上記の多数派意見書は、米国憲法の適正手続き条項上、個人に対する管轄権は、通常、被告がその州で能動的に
事業活動する意思にある場合、州法による恩恵と保護を与えるべく適用されるもの、と述べている。また、PL 事
件には、この一般的な規則が適用されるとしている。ここでは特に、製品を商業流通に乗せるだけ、特定の州に
製品が結果的にたどり着くということだけでは、その地での責任が発生するには不十分としている。被告の商品
流通という行為は、当該州を特に対象としていることによって州法の管轄になるのであり、一般的な規則として、
被告が製品の到達を予想し得るのみでは管轄権は発生しないということだ。更に、事実はマッキンタイア社の米
国市場への販売意思を示しているが、ニュージャージー州市場を対象として、「目的を持った事業活動」が行わ
れたとは見えない、とも述べている。
この多数意見には含まれないブレヤー裁判官の意見書では、本件の事実が厳格な規則を設定してしまうことが適
切ではないとし、本件は、昨今管轄権法に関して話題となっている問題(例えばネット販売と管轄法等)からは
外れていることも指摘している。

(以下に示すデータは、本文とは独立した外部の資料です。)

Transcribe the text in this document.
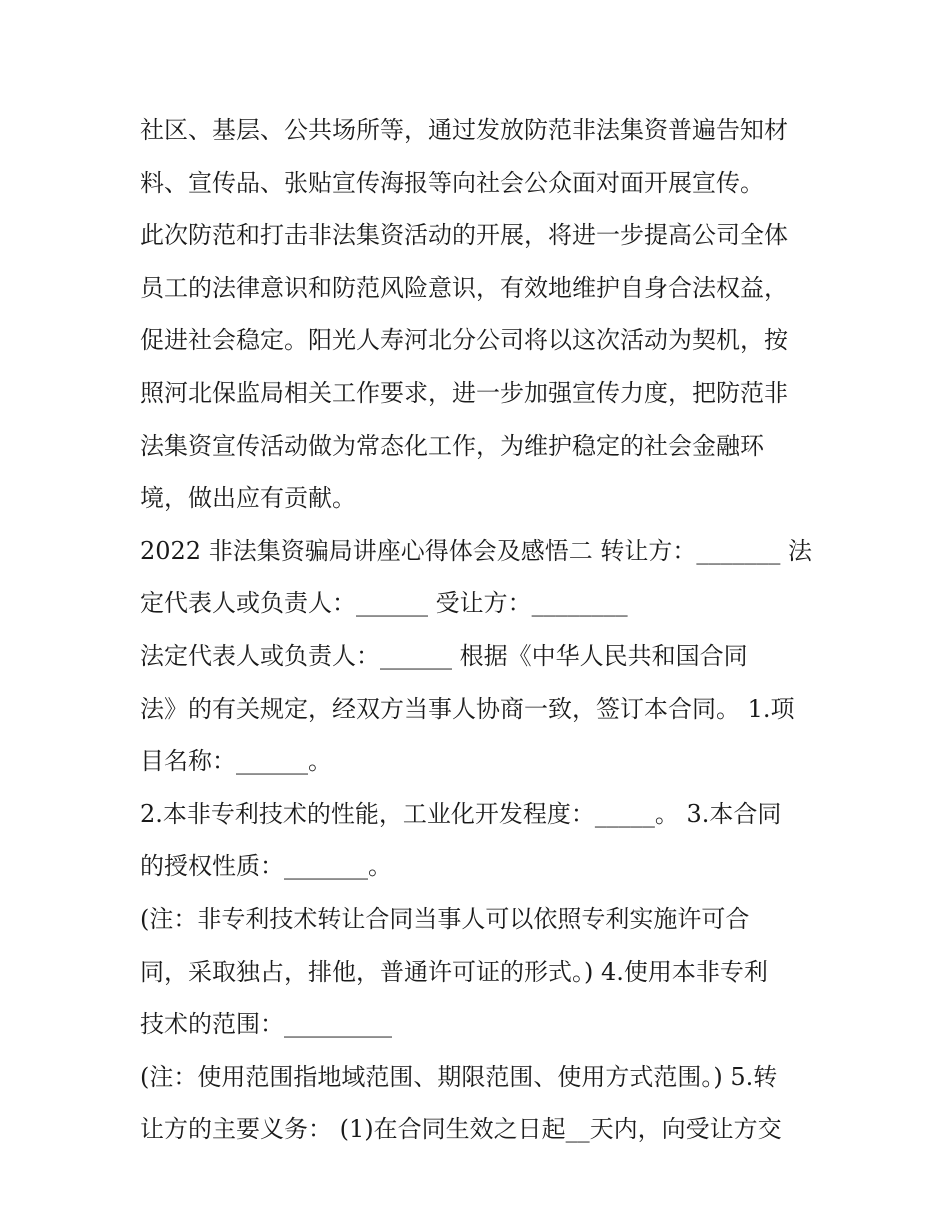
社区、基层、公共场所等，通过发放防范非法集资普遍告知材
料、宣传品、张贴宣传海报等向社会公众面对面开展宣传。
此次防范和打击非法集资活动的开展，将进一步提高公司全体
员工的法律意识和防范风险意识，有效地维护自身合法权益，
促进社会稳定。阳光人寿河北分公司将以这次活动为契机，按
照河北保监局相关工作要求，进一步加强宣传力度，把防范非
法集资宣传活动做为常态化工作，为维护稳定的社会金融环
境，做出应有贡献。
2022 非法集资骗局讲座心得体会及感悟二 转让方：_______ 法
定代表人或负责人：______ 受让方：________
法定代表人或负责人：______ 根据《中华人民共和国合同
法》的有关规定，经双方当事人协商一致，签订本合同。 1.项
目名称：______。
2.本非专利技术的性能，工业化开发程度：_____。 3.本合同
的授权性质：_______。
(注：非专利技术转让合同当事人可以依照专利实施许可合
同，采取独占，排他，普通许可证的形式。) 4.使用本非专利
技术的范围：_________
(注：使用范围指地域范围、期限范围、使用方式范围。) 5.转
让方的主要义务： (1)在合同生效之日起__天内，向受让方交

彼は、州法が適用されるには、単に製品 1 点が州内で販売されただけでは不充
分であるとし、最終的には当該州に到達するという知識を持って商業流通に乗せること以上の「何か」が必要で
ある、という意見を支持している。彼は又、「目的を持った事業活動」の解釈を含め、適正手続きとして、被告
にとって公平であることが必要であることを強調した。更に、これらの見解は、全国的に事業を展開している大
企業と、少量の製品を代理店販売している中小企業とでは異なる点にも触れている。
マッキンタイア事件は、米国の個人と外国企業間の PL 事件における立件根拠を制限したものとして、注目すべき
裁判である。ここでいう「外国」とは、州外、及び、国外を指す。本裁定で 9 人中 6 人の最高裁裁判官が明確に
示しているのは、例えメーカー側が当該州への製品の流通を予想していたとしても、製品が単に州へ入ったこと
だけでは、州外企業に対して、その州法の管轄とはしない、ということである。本裁定により、その他の裁判所
で係争中の事件も、却下が進むものと思われる。しかし、個人訴訟に関する管轄権は、今後も事実によって異な
るものとなり、微妙な状態の継続が見込まれる。